Viernes, 7 de noviembre de 2014 | Hoy
Por Rosana Guardalá
El sol estalla en el ventanal del higiénico living, pero aun así estamos adentro. La tijera, el alambre raquítica que encontramos en un cajón de la cocina y el papel crepe están dispuestos arriba de un mantel que cubre la mesita. Las alemanitas miran con atención quirúrgica los corazones de papel que voy cortando. Las conocí hace un par de años, gracias a mi compañero. Son hijas de un alemán y una argentina que viven en España. Podrían ser un simpático muestreo de culturas cruzadas, pero no. Gestual, discursiva y relacionalmente son alemanas.

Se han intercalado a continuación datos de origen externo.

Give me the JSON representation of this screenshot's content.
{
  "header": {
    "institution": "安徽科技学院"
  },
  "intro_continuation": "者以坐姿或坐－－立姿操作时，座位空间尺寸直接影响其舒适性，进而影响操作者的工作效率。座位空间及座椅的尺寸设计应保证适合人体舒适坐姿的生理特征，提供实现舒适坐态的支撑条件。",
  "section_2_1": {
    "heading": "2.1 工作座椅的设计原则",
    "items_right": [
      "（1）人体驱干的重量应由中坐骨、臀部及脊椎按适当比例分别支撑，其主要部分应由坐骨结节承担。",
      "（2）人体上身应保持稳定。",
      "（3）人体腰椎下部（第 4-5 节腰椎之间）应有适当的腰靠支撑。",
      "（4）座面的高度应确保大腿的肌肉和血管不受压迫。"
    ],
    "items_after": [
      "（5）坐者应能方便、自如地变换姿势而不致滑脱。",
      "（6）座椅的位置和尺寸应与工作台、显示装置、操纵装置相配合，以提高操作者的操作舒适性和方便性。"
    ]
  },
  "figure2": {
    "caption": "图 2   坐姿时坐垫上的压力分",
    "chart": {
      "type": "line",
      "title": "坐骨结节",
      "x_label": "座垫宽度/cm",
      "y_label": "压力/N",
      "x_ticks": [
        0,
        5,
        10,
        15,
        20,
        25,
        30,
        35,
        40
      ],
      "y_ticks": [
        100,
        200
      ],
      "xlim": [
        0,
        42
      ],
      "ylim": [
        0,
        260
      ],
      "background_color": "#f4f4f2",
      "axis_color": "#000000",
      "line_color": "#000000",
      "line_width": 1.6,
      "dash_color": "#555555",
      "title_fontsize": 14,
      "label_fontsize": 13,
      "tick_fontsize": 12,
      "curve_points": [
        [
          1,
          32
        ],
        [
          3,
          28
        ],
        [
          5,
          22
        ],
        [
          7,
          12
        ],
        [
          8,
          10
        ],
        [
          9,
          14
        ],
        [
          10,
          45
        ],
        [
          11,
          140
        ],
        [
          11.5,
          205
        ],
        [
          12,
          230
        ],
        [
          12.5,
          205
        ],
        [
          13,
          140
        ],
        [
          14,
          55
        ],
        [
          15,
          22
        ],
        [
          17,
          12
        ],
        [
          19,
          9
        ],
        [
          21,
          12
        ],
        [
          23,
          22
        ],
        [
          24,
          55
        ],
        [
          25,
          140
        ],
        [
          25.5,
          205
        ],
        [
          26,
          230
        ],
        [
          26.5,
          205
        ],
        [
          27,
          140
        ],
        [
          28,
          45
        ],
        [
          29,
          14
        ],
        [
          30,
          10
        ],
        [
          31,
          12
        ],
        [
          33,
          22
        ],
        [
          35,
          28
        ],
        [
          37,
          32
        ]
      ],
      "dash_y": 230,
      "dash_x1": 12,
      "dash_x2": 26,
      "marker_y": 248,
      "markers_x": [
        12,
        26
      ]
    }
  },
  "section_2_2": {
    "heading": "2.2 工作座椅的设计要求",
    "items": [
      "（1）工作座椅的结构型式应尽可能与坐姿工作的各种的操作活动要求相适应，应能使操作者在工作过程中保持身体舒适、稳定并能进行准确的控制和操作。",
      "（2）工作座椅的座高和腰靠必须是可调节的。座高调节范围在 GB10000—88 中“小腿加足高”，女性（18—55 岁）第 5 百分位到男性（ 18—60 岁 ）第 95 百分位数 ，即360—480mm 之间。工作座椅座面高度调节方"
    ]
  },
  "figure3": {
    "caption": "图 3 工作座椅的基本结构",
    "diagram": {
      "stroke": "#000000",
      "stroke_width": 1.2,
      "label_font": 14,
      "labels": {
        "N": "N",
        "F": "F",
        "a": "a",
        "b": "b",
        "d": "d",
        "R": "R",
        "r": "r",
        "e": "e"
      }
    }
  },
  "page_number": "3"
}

La mayor tiene seis años y la menor, cuatro. Sólo un atolondrado distraído diría que tienen "cierto aire". Son completamente diferentes. No soportan el parecido pese a que en ambas sus ojos acuosos se entrecorten por los alocados hilos de sol que les caen sobre la cara. Miran diferente, construyen mundos opuestos. La mayor me observa como un cachorro felino agazapado. Siempre está analizando los movimientos mínimos e imperceptibles para después saltar sobre la escena. En cambio, la pequeña se deja llevar por las risas y la torpeza que diluye los detalles. Para la alemanita menor el mundo pasa por la intensidad. Pensaba ésto cuando escuché:
-¿Pues, qué haremos con ellos? -dijo la más grande cuando los corazones habían alcanzado, para ella, la cantidad suficiente como para hacer algo.
-Vamos a hacer flores de papel crepe. Rosas. -les dije con la convicción simpática de quien tiene algo para enseñar.
-¿Cómo las que están en la plaza de juegos? ¿Cómo esas, tía? me apuró la pequeña, mientras se sacaba los rizos de la boca.
"Tía". Nunca nadie me había unido a esas tres letras. En cambio, yo sí las había citado en diferentes ocasiones "es la tía de tal o cual", "mi tía" incluso por oposición diferencial: "no soy tía". Esa cierta familiaridad lateral, solía precisar casi siempre, una buena localización afectiva. Las tías políticas o sanguíneas terminaban siendo en la mayoría de los casos, madrinas; más precisamente hadas madrinas. No había mucha reflexión posible al respecto. En ese momento, "tía" y mi nombre eran sinónimos. Las alemanitas, sobrinas políticas o del corazón me habían situado, sin esfuerzo, en su mapa amoroso.
Seguí la conversación como si pasara un tren. Un tanto ensordecida.
-Sí como esas mismas, pero de mentira.
La aclaración me pareció inmediatamente inoportuna, pero ya la había hecho. Agregué: -Parecidas. Son parecidas-, mientras continuaba ahondando los corazones de papel para que se transformaran en pétalos. En el gesto mecánico, recordé mientras envidiaba un sol que habíamos decidido no honrar, las indicaciones de Lili, la tía de mi padre. Ella me había enseñado esas rosas, en una tarde de invierno cemento, en la que no se podía hacer otra cosa más que comer. "Estas las hacíamos para llevárselas al doctor o a la maestra. Una gentileza por sus cuidados", me dijo como si quisiera convencerme de su utilidad. Me imaginé llevándole un ramo al Dr. Páez Seisas. "Dale querida. Ponete la bata que ya te reviso. ¿Cuántos años tenés? ¿Cuánto fue la última vez que te vino? Bien". Me vi en el intercambio de las rosas de papel por la orden del PAP. Ciertas personas no pueden entender lo saludable que son los los regalos.
-¡Tía, tía! El pétalo -gritó la alemanita mayor desinflando la voz.
Su mirada me condujo directamente al pétalo roto. La más pequeña me observaba con una tristeza de verdad. Esas, en las que los adjetivos son accesorios. Supe inmediatamente que les había fallado. No importa. Se rompió. Usamos otro y ya.
No había palabra posible después de esa certeza. Pero, equivocadamente y en la estupidez con que los adultos vamos queriendo responde a la vida, le dije: -No, sólo se rompió.
-La rompiste, tía. Ahora empezará a morir.
Las palabras de la pequeña alemanita se sintieron en mí como esos calambres que te agarran a mitad de la noche.
Sonó el timbre. Salieron al galope camino a la puerta de entrada. Había llegado su madre. Se colgaron de sus extremidades olvidándome en el living. "¿Qué estaban haciendo bonitas?" preguntó ella entre besos.
-La tía nos estaba enseñando a hacer flores casi de verdad hasta que las mató.